I arrived at 9pm and I picked up my broken luggage. It’s late, but not enough to be afraid. This is the first time that I come to this country without feeling any excitement. I don’t care. I could have gone to Panama or to Monaco and it would have been the same. I was not sad, I wasn’t afraid, I just… I was indifferent. But because I know myself and I knew that the feeling of indifference was not going to last forever, I decided to smile and imagine all the amazing things that I was going to do, all the surprises that this summer has hidden for me to find them! Yes… it’s going to be fine, I thought.
When I went out of the airport with my heavy luggage, a gentleman (or that’s what I thought) helped me carry it out and I was impressed by his politeness. I said thanks while I saw that he was putting my luggage in a little car to carry it somewhere else. Ah! He wasn’t a gentleman after all, I thought. I had to tell him three times that I did not want him to carry my things; I could do it by myself. He didn’t pay attention, but then my family came and saved me from the confusion. I just laughed… it actually wasn’t that bad. They usually do it to tourists; they had never done it to me. Why? I thought, what has changed in me that they are doing it this time?

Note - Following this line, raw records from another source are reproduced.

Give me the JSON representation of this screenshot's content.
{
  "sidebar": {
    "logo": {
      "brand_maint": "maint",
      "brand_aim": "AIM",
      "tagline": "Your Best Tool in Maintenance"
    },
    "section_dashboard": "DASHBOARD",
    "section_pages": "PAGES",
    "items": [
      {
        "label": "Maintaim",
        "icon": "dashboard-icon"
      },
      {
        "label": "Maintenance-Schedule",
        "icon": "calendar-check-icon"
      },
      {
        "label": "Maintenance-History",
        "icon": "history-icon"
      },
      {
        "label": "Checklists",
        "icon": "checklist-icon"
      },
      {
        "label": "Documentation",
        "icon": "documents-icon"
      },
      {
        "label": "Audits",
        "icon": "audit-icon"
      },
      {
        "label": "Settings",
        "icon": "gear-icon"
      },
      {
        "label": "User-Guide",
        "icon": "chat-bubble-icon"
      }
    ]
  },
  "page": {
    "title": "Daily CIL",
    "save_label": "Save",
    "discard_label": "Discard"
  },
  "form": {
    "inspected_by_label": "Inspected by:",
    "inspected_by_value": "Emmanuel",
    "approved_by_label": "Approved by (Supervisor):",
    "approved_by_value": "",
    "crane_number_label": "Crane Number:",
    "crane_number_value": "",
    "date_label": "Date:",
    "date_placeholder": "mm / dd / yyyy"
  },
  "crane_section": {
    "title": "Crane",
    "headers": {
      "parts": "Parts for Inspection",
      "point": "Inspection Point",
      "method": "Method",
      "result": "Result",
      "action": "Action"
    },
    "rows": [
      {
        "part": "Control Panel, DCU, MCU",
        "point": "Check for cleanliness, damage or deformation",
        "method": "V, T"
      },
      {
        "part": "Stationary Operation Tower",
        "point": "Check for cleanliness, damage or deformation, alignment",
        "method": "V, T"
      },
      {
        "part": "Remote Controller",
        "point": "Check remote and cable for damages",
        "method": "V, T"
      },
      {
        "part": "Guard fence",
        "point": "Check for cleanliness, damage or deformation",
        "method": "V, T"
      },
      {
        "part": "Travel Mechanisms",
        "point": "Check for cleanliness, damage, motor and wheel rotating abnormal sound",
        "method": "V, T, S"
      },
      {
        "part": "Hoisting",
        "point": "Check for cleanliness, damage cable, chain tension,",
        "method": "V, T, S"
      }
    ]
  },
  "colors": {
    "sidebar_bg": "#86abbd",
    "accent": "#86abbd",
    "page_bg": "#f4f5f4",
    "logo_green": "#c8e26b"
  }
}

It was 10:30pm when we arrived home and I felt kind of happy. I really love my house. Moreover, it’s all renewed! The walls are orange and, from the outside, it seems like a flower covered by all the leaves of bamboo trees. It feels like home. But ten minutes later I have to leave it to go to the other extreme of the city for my uncle’s birthday. What a party! Venezuelans really know how to party… I didn’t remember how happy we could be, even in the worst situations. I was starving… I sat down near by the kitchen so I could see when the waiter passed by with new, and EXTREMELLY tasty food… life was good there, with a glass of red wine in my left hand and a tequeño (typical from Venezuelan parties, see the picture below) in my right one. There I met some relatives that I didn’t even remember I had, and we talked about literature, travelling, passions and many other things that happily did not include politics. We talked about love… this 50 and 60 years old men talking about love as if they were kids! They’ve lived so much… sometimes one underestimates the power of age and experiences. They put everything in perspective to me… everything. After almost two hours of eating, drinking and talking, all of them had to leave, they all told me that I should meet their sons and that I should come to visit them during the summer. Hahahaha
I fell asleep on a couch and I woke up at 6am to realize that I was the only one left. Oh well… I thought that at least there was some more wine to drink while the rest of the house woke up. So I drank wine and when my parents came back I asked them why we didn’t go home before… “It’s too dangerous Marcela”, they said, “Did you forget how the situation is here?” Oh well… yes (I thought)… I actually forgot.